La ricetta di oggi unisce tre componenti, due delle quali abbastanza semplici e una più complessa, ovviamente parliamo di una salsa.
E partiamo proprio dalla salsa. Prepareremo un fondo tostando delle ossa di maiale in forno che finiranno in una pentola con sedano, carota, cipolla, aglio e concentrato di pomodoro, tutto ben rosolato.
Dopo aver aggiunto le ossa sfumiamo con del vini rosso e ricompriamo tutto con del ghiaccio. Portiamo a bollore, schiumando di tanto in tanto. Questo fondo dovrà sobbollire almeno 4 ore, ma più sta meglio sarà il risultato finale. Il fondo andrà filtrato e legato con un roux biondo, diciamo circa 80 gr di roux per ogni litro di fondo bruno.
Al fondo bruno legato, mentre sobbolle e si riduce, aggiungeremo del marsala, della senape, del dragoncello, del timo, del rosmarino e se serve ancora un po' di concentrato di pomodoro. Saleremo a puntino solo quando la salsa avrà la giusta consistenza e napperà il dorso di un cucchiaio.
Per la quenelle di patate, lessate delle patate, schiacciatele dopo averle sbucciate e condite con burro, sale, pepe nero ed erba cipollina, poi con l'ausilio di due cucchiai stampate le quenelle.

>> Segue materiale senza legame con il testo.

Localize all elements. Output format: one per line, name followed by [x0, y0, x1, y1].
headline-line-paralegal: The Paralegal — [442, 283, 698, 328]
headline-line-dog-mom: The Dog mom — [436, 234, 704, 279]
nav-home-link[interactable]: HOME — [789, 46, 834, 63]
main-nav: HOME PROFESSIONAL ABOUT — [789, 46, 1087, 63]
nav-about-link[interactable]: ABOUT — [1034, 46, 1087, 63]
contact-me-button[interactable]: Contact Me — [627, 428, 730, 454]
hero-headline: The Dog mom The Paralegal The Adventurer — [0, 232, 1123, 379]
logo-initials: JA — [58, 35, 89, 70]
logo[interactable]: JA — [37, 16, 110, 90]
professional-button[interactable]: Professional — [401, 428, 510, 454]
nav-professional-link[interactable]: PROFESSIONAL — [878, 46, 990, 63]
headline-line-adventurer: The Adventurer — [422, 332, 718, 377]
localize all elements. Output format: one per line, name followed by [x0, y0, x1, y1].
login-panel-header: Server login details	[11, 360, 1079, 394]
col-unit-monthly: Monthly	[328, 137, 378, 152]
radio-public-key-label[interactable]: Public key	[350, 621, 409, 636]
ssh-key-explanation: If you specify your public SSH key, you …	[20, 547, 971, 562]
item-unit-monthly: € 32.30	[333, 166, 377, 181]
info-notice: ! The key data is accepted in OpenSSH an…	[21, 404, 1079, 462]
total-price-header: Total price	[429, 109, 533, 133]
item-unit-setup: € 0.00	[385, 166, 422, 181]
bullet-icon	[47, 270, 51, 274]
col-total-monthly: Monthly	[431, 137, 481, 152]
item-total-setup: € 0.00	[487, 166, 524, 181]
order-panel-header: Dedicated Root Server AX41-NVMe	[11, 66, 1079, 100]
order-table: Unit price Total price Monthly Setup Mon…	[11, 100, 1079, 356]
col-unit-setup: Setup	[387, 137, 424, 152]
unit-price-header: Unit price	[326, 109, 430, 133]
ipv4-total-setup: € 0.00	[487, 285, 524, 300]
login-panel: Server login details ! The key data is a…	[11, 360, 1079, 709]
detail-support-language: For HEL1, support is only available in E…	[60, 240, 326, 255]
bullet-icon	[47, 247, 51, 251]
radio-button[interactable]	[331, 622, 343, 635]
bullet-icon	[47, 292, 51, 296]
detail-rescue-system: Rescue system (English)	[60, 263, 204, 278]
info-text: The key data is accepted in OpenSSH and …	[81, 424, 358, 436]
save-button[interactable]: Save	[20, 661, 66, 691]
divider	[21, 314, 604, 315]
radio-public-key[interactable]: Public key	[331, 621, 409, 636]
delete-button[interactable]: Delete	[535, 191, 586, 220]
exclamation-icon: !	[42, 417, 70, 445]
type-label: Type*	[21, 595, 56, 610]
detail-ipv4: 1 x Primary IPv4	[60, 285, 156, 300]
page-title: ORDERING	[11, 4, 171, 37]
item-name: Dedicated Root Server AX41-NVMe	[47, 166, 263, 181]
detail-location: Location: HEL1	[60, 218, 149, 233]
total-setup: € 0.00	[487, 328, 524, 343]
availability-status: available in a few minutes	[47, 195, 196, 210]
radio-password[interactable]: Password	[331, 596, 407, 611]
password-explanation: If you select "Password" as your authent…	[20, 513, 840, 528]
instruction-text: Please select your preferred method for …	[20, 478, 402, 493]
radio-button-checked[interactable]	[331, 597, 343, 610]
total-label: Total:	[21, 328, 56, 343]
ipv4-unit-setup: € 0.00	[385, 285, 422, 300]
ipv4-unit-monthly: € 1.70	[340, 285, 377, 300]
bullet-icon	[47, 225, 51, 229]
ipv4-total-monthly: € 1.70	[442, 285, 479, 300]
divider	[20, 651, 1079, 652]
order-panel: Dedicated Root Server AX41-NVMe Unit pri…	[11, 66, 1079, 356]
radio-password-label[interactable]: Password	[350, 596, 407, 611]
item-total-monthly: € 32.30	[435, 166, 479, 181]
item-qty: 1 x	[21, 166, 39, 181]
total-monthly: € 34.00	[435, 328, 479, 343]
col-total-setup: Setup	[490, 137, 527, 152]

Per il filetto di maialino, dopo averlo porzionato e lardellato con del bacon, prima lo cuoceremo per un'ora e mezza a 63 gradi nel roner sottovuoto dopo averlo condito semplicemente con sale, pepe, timo e olio, infine lo rosoleremo giusto un minuto per la Maillard.
Non rimane che impiattare, salsa al marsala sul fondo, filetto di maiale sormontato dal tartufo, la quenelle accanto e qualche germoglietto per fare i fighi. Lo so, la salsa è molto elaborata, ma se non volete replicarlo a casa potete pur sempre venire a trovarmi al ristorante.